In the age of heavily legislated aviation there is something deeply inspiring about pioneering flight. Most modern aviators fly within the bounds of routine for the majority of their careers.
Only the unexpected emergency pushes us closer to the edge of normal. But for experimental test pilots, many of their flights are outside the bounds of ‘normal’ in untried flight envelopes with untried vehicles. This generally means a level of acumen above and beyond that of the average pilot. This does not, however, mean a level of acumen above and beyond fallible humanity. From aeronauts to astronauts, basic human fallibility is an always and forever threat.

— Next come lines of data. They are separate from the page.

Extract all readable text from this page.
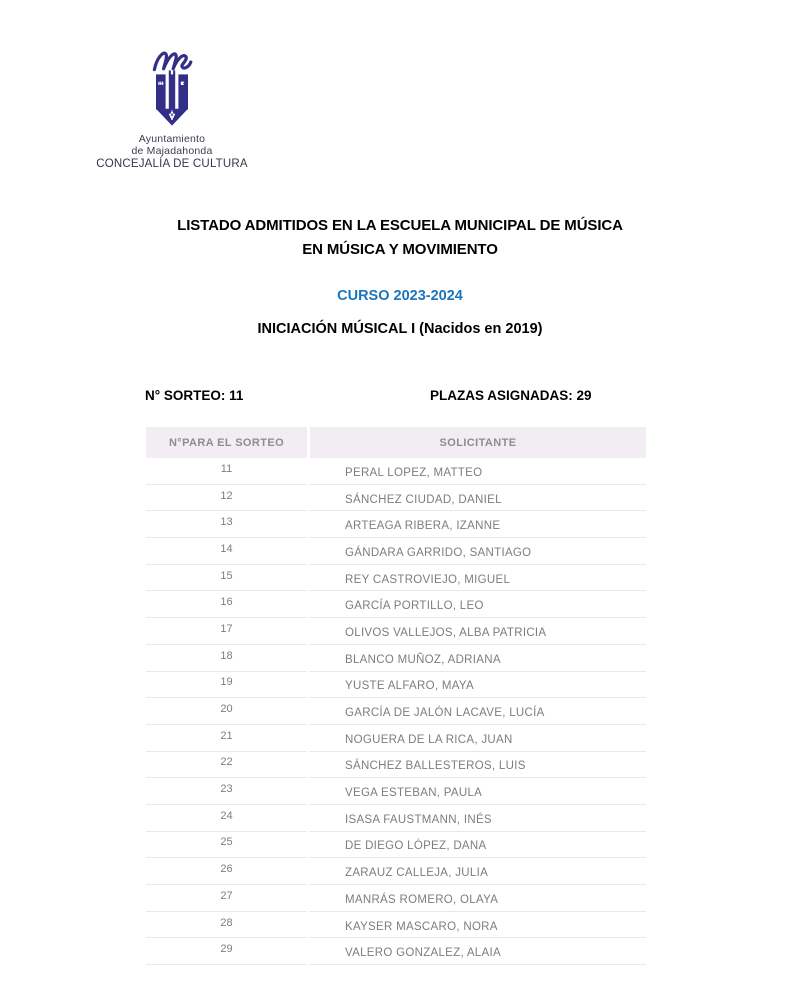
Ayuntamiento
de Majadahonda
CONCEJALÍA DE CULTURA
LISTADO ADMITIDOS EN LA ESCUELA MUNICIPAL DE MÚSICA
EN MÚSICA Y MOVIMIENTO
CURSO 2023-2024
INICIACIÓN MÚSICAL I (Nacidos en 2019)
N° SORTEO: 11	PLAZAS ASIGNADAS: 29
N°PARA EL SORTEO	SOLICITANTE
11	PERAL LOPEZ, MATTEO
12	SÁNCHEZ CIUDAD, DANIEL
13	ARTEAGA RIBERA, IZANNE
14	GÁNDARA GARRIDO, SANTIAGO
15	REY CASTROVIEJO, MIGUEL
16	GARCÍA PORTILLO, LEO
17	OLIVOS VALLEJOS, ALBA PATRICIA
18	BLANCO MUÑOZ, ADRIANA
19	YUSTE ALFARO, MAYA
20	GARCÍA DE JALÓN LACAVE, LUCÍA
21	NOGUERA DE LA RICA, JUAN
22	SÁNCHEZ BALLESTEROS, LUIS
23	VEGA ESTEBAN, PAULA
24	ISASA FAUSTMANN, INÉS
25	DE DIEGO LÓPEZ, DANA
26	ZARAUZ CALLEJA, JULIA
27	MANRÁS ROMERO, OLAYA
28	KAYSER MASCARO, NORA
29	VALERO GONZALEZ, ALAIA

After 230 years of flight, the deadliest human factor continues to be humanity’s proclivity to over-estimate its abilities and under-estimate its fallibility.
Experimental or routine, no matter what aircraft we fly, we always fly with the potential for error. And this means we should always fly ‘human-factor’ aware; that is, fly monitoring our own fallibility the same way we’d monitor a lit fire burning beside a powder magazine.
Aeronauts and their Balloons: the Story of Aeronauts and the first Balloons by Scott Slaughter.
‘In-Flight Breakup During Test Flight Scaled Composites SpaceShipTwo, N339SS Near Koehn Dry Lake, California October 31, 2014’ Aerospace Accident Report, NTSB/AAR-15/02.